The 19-year-old had not even finished her first semester as a medical student at Sumy University in February when Russia invaded Ukraine. She was in the northeastern city when it came under heavy bombardment by the Russians, and thousands followed her plight on social media.
She told Review that the bombing could happen at any time of the day.
“We couldn’t sleep because we were mostly on edge,” she said.
After over a fortnight trapped in the city, she was rescued along with two Nigerian friends by two Scottish gardeners, who drove them out of the city. An initial rescue attempt by the Scotsmen had to be abandoned after their truck was shot at by Russian troops.
But Joe McCarthy and Gary Taylor eventually succeeded in picking up Racheal and her friends and driving the students to the border of Romania.
“Sometimes it feels a bit surreal and you forget that it happened, because life just goes on. Sometimes I forget that I escaped and that I went on a long hard journey,” she says. “When I came back in March everyone was going about doing their business. My brother and sister were in school, and my parents were working.

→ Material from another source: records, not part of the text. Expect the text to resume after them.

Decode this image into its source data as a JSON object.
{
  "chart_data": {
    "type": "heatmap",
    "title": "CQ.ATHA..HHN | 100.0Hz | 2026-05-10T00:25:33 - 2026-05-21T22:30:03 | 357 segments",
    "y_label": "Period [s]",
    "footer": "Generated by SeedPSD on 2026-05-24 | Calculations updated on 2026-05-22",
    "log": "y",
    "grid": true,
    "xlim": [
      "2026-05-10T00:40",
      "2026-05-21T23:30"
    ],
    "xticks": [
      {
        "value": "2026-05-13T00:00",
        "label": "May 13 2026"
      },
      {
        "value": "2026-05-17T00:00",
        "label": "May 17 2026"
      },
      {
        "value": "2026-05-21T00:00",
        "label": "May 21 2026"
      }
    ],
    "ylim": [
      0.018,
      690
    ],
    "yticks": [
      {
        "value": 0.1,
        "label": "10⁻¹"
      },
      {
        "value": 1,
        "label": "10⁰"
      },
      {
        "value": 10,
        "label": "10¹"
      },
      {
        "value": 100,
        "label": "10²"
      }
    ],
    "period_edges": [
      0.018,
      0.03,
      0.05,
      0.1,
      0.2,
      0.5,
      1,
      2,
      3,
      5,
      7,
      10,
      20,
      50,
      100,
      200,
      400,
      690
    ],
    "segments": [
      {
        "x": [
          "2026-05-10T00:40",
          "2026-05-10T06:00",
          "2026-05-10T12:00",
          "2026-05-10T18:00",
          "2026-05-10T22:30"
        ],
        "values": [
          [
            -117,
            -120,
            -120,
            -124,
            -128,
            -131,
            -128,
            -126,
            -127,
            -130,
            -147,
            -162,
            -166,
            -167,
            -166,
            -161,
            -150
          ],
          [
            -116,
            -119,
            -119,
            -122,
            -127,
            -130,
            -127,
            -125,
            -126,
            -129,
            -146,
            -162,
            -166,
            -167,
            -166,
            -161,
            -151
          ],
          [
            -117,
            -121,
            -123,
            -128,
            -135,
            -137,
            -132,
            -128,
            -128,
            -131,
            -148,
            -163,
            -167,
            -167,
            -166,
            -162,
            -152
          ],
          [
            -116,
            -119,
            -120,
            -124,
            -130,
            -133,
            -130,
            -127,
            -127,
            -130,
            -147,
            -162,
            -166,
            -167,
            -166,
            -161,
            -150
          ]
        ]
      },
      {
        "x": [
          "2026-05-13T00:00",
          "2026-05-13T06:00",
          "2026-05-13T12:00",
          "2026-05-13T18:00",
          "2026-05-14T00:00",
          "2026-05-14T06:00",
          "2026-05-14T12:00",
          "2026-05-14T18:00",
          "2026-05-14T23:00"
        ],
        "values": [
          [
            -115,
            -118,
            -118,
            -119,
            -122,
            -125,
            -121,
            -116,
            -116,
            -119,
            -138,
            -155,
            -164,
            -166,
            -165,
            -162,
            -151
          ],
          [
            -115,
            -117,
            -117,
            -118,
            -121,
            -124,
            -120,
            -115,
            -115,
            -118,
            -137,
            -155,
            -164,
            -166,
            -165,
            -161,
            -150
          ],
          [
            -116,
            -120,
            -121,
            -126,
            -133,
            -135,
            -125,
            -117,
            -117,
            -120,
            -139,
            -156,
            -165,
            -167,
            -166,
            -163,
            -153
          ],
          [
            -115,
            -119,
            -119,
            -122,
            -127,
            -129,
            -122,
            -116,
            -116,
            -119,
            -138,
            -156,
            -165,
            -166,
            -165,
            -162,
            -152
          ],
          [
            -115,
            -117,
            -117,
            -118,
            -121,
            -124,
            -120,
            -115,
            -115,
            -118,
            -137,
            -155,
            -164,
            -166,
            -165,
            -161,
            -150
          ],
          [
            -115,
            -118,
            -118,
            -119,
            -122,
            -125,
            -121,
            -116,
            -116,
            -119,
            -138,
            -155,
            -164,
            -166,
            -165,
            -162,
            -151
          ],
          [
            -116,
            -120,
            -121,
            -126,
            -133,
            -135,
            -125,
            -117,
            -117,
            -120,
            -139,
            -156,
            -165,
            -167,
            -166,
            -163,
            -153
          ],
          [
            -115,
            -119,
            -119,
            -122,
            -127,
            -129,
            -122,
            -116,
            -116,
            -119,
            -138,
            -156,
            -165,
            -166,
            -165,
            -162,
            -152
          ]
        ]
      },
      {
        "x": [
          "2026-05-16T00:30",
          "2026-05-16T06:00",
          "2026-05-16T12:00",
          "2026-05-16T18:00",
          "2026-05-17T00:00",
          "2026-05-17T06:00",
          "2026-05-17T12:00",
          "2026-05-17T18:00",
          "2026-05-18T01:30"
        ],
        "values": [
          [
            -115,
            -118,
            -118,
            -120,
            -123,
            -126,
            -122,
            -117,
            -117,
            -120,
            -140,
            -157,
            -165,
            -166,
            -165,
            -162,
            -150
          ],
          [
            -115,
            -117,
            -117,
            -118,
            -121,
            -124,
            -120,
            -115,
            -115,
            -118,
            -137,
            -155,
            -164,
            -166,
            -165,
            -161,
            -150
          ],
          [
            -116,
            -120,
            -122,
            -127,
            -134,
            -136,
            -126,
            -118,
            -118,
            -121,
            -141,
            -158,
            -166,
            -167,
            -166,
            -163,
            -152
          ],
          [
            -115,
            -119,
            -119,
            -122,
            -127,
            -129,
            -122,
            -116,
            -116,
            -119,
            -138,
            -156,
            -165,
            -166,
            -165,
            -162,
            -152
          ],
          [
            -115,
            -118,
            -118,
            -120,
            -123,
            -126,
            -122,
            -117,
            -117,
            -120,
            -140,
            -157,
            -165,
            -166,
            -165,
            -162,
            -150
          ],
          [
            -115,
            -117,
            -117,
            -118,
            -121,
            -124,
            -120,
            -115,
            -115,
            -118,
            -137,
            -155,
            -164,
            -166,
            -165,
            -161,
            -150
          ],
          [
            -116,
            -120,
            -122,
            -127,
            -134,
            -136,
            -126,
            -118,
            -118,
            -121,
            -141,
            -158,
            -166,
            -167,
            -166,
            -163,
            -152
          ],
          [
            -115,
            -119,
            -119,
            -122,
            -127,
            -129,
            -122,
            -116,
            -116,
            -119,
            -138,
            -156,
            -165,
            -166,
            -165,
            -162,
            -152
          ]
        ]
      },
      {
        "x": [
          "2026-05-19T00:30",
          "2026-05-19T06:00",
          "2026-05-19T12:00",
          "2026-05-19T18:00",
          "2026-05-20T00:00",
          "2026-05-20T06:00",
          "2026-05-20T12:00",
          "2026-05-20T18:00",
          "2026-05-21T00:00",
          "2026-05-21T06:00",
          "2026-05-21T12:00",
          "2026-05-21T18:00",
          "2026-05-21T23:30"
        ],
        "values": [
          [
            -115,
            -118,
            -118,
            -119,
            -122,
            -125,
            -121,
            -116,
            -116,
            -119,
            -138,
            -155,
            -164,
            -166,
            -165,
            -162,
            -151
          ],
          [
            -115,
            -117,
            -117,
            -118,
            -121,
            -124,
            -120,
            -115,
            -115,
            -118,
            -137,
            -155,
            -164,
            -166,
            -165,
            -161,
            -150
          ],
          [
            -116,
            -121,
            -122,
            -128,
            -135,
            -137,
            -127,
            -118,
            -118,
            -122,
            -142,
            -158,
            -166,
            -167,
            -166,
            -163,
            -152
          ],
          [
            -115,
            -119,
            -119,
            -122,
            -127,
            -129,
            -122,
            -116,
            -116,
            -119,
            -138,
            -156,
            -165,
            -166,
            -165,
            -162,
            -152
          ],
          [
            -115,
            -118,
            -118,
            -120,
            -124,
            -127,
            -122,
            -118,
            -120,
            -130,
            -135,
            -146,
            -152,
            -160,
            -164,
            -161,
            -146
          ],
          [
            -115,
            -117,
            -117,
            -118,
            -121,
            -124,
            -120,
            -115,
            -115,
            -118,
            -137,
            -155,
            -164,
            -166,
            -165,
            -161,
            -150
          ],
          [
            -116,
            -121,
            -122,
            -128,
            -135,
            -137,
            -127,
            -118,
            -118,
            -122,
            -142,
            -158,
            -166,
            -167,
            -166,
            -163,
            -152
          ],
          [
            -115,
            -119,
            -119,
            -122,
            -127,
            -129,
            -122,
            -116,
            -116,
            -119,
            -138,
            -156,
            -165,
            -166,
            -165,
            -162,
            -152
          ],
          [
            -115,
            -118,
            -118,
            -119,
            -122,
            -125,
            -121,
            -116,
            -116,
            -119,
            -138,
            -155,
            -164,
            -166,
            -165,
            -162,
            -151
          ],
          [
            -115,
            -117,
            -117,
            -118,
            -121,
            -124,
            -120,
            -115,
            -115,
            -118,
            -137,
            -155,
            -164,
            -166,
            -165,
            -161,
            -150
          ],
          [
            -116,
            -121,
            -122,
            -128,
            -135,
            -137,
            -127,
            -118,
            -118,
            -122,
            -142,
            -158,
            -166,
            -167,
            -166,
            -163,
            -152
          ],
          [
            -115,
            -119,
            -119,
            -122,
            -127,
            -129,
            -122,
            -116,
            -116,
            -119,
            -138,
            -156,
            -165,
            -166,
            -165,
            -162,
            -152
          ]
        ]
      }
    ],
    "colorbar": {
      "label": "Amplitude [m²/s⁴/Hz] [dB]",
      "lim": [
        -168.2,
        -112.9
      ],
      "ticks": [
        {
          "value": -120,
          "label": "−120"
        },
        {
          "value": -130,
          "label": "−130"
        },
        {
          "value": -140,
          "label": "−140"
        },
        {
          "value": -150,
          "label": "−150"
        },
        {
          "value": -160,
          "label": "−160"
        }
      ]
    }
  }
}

“I tried to occupy my time. I got a job and I was exercising here and there to keep myself busy. I now work in the Tullow Gate bar and restaurant in Carlow.”
Diyaolu says she is now finding it hard to resume her studies as a medical student, and she is unsure if she will be accepted on a course.
“I don’t know what’s happening with my studies and I don’t know how it’s going to progress,” she says. “It’s a bit up in the air.”